In French law. The submission of a merchant`s books by handing them over either to a person designated by the court or to his opponent for investigation in all their parts, and to the extent deemed necessary for the arg. Fr. Merc Law trial, 552. Confidential communications. These are certain types of communications exchanged between persons who have a confidential or fiduciary relationship with each other (or who are subject to a special duty of secrecy and fiduciary duty because of their relative circumstances), the disclosure of which is not permitted by law or which does not allow them to be questioned before a court of law. in the name of public order and the good order of society. Examples of such privileged relationships are those of husband and wife, lawyer and client. Hatton vs. Robinson, 14 picks. (Mass.) 416, 25 hours.
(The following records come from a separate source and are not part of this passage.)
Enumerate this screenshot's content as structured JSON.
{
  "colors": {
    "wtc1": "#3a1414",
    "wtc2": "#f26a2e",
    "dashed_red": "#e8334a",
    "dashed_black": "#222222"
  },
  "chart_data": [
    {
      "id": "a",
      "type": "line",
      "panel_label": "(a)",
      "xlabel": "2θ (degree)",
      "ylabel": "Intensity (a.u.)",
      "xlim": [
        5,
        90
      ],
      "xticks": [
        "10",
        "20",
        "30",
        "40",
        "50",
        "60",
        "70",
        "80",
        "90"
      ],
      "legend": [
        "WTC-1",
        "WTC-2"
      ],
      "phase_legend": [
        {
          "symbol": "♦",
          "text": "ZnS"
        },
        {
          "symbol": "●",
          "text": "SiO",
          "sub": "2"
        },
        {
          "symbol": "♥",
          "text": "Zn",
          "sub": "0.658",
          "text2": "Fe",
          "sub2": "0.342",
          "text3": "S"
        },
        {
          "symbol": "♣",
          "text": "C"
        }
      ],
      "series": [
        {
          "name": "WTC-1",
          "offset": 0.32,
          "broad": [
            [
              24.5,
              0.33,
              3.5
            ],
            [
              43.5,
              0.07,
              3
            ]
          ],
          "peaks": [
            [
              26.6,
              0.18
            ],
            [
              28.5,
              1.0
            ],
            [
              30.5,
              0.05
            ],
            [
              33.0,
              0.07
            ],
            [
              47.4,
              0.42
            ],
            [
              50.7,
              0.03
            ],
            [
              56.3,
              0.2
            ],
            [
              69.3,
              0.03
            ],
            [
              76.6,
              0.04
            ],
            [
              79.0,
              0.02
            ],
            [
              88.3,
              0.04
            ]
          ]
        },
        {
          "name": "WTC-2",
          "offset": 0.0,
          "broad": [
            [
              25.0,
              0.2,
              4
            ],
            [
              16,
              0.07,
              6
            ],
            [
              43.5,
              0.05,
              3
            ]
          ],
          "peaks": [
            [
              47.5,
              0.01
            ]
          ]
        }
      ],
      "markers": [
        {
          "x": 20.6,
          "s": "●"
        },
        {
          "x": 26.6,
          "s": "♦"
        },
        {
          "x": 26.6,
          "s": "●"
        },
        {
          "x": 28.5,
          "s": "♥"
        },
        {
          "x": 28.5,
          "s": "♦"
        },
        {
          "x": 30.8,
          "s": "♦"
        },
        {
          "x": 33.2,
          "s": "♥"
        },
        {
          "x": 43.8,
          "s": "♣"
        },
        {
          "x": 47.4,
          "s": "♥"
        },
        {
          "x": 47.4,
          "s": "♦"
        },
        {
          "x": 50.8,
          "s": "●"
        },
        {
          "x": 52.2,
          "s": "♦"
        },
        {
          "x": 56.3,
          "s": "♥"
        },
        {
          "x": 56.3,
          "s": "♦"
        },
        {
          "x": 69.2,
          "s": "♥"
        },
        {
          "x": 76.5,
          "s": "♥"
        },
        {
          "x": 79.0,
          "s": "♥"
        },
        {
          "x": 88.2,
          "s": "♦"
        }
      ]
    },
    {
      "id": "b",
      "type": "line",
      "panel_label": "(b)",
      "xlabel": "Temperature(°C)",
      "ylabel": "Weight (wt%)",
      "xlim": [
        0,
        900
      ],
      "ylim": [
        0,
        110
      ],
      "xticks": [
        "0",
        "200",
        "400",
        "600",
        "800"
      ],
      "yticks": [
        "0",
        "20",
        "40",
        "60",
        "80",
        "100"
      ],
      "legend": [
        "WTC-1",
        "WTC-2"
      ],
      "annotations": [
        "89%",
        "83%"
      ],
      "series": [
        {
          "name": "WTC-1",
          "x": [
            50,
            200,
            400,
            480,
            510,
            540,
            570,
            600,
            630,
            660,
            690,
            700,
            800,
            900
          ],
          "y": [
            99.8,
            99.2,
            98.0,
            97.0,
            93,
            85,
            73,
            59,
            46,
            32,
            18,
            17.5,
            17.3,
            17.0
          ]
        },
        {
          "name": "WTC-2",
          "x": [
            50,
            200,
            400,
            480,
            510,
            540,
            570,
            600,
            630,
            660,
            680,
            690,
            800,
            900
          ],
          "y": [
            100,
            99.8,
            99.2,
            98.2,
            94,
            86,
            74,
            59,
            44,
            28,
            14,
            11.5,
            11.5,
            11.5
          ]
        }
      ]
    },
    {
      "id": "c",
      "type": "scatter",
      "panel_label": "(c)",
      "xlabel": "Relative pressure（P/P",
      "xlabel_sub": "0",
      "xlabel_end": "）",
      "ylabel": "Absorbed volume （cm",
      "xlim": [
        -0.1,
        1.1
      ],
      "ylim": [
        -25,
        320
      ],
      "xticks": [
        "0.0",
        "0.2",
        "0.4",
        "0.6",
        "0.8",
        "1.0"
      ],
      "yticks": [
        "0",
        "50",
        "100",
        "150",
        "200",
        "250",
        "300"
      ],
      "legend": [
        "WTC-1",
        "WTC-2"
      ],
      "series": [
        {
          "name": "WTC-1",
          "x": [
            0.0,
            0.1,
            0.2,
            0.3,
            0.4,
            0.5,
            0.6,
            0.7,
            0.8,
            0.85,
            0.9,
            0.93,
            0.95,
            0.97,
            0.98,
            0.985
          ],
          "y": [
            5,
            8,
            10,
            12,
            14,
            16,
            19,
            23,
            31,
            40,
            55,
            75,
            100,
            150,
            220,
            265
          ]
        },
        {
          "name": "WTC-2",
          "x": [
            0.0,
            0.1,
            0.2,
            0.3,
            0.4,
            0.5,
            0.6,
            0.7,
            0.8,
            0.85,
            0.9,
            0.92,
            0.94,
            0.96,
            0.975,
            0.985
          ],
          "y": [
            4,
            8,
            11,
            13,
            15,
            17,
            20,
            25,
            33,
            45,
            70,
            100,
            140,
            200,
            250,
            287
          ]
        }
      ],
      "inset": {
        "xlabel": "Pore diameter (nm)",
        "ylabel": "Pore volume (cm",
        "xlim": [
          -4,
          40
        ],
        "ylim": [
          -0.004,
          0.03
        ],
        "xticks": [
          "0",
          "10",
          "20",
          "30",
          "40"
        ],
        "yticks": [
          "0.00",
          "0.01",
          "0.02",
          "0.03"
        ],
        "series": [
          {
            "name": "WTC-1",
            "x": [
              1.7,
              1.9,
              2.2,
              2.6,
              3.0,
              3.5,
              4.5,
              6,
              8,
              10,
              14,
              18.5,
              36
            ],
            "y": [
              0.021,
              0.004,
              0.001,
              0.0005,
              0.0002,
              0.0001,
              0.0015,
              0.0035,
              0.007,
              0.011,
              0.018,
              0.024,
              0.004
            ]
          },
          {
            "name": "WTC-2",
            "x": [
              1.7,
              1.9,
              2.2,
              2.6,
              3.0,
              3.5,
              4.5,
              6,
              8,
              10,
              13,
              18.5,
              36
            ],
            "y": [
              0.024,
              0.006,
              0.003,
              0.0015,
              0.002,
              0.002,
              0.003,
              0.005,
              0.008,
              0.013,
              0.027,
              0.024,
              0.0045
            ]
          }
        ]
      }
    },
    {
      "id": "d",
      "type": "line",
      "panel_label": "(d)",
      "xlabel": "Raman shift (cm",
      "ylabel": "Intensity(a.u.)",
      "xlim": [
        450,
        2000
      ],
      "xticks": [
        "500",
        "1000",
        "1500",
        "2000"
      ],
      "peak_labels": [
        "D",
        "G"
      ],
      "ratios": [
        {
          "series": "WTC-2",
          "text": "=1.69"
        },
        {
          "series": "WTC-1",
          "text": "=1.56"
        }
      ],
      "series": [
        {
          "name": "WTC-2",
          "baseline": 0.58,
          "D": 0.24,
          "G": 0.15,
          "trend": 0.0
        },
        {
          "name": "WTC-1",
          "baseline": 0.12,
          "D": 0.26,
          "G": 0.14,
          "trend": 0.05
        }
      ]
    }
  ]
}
December 415; Parker vs. Carter, 4 Munf. (Va.) 287, 6:513; Chirac v. Reinicker, 11 Wheat 280, 6 L. Ed. 474: Parkhurst v. Berdell, 110 N. Y. 386, 18 N. E. 123, 6 a.m. St.
Rep. 384. Privileged communication. In the law of evidence. A communication made to a lawyer, lawyer or professional lawyer that he is not authorized to disclose; Otherwise, it is called “confidential communication”. 1 Starkie, Ev. 185. In the law of defamation and defamation. A defamatory statement made to another person in the exercise of a political, legal, social or personal duty, so that a lawsuit for defamation or defamation will not lie even if the statement is false, unless in the last two cases factual malice is also proven.